University system funding panel gets down to business.


     Steve Sisolak didn't win many friends up north when as a newly elected regent from Las Vegas he pointed out earlier this year the obvious inequities in state funding between UNLV and UNR.
      It was a gutsy thing to do -- and an issue that deserved attention. Numbers eventually showed that the state provided UNR with $3,160 more per student than UNLV. The inequity was even greater at the two-year level, where the rapidly growing Community College of Southern Nevada was losing out to campuses in Elko and the Lake Tahoe area.
      Mr. Sisolak's harping paid off. During the past legislative session, lawmakers couldn't ignore the issue. They reduced the UNLV-UNR disparity by about 4 percent (a pittance, but a start) and created a committee to review the university system funding formulas.
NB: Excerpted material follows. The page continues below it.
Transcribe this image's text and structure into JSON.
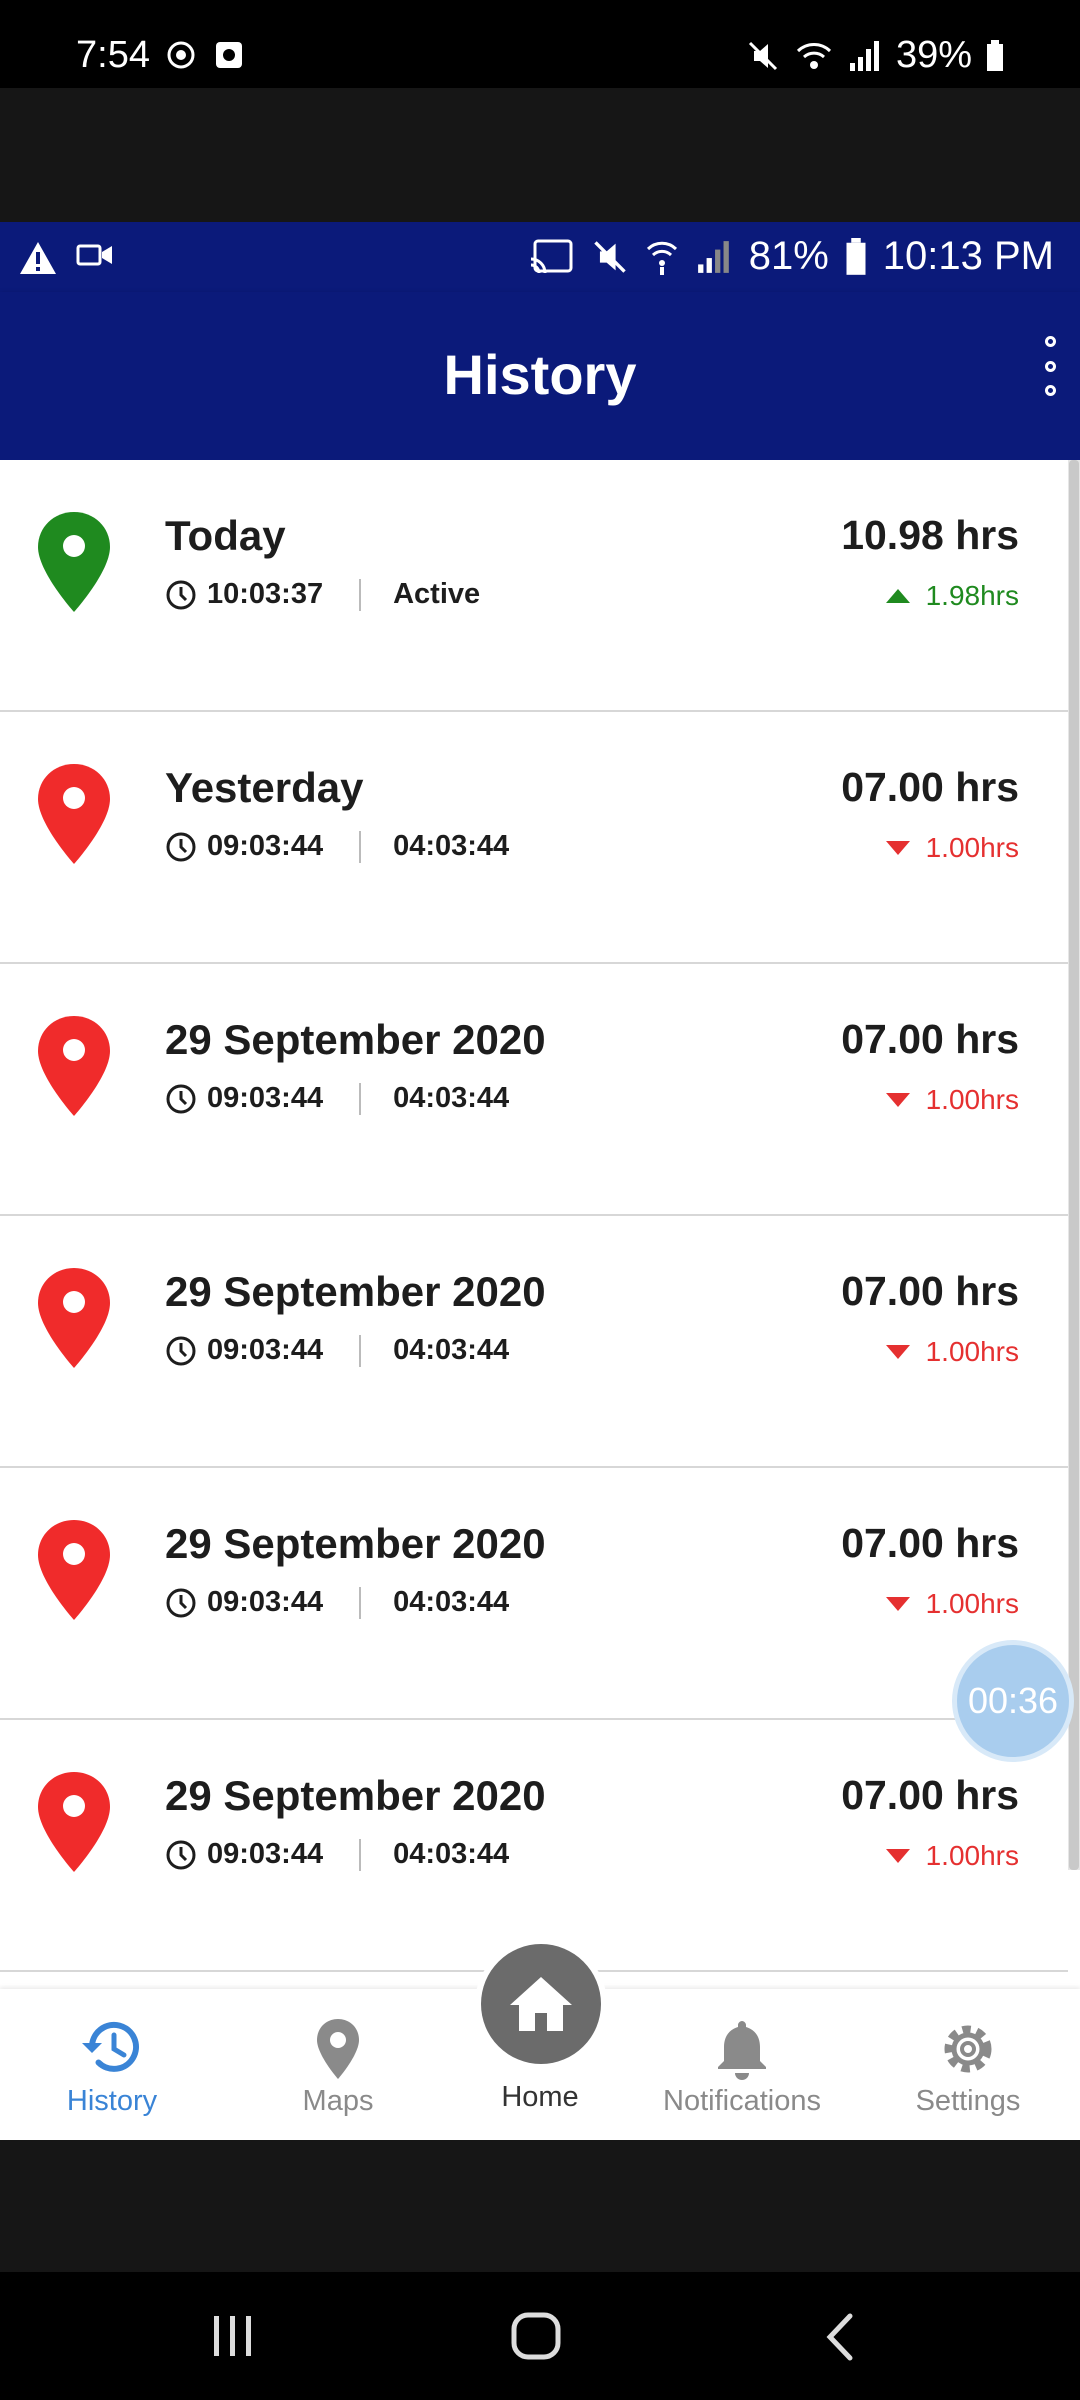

      The committee's commitment to equity remains to be seen -- state Sen. Bill Raggio, the powerful Reno Republican and majority leader of the upper house, chairs the panel and has built a career ensuring state tax dollars flow north. And at the 16-member board's first meeting this week, Sen. Raggio let it be known that he views arguments about regional or sectional differences as counterproduc- tive.
      Say what? True, board members must not let matters degenerate into finger-pointing or name calling between northern and southern representatives. But the panel owes its very existence to the controversy over regional differences in university funding -- how can the issue be avoided if the committee is to do its job?
      Sen. Raggio also insisted the committee must confine itself to reviewing the state's higher education funding formulas and ignore calls to agitate for higher taxes to beef up Carson City's support for Nevada universities and community colleges. In addition, he said he won't allow the panel to review whether Nevada ought to increase the percentage of the state budget that it spends on higher education.
      Sen. Raggio is right on target here. Such side issues would only distract the committee from the matter at hand: Are the state funding formulas equitable given Southern Nevada's rapid growth, or do they perpetuate an unfair disparity between northern and southern schools?
      The answer seems obvious. Now let's see what the panel concludes.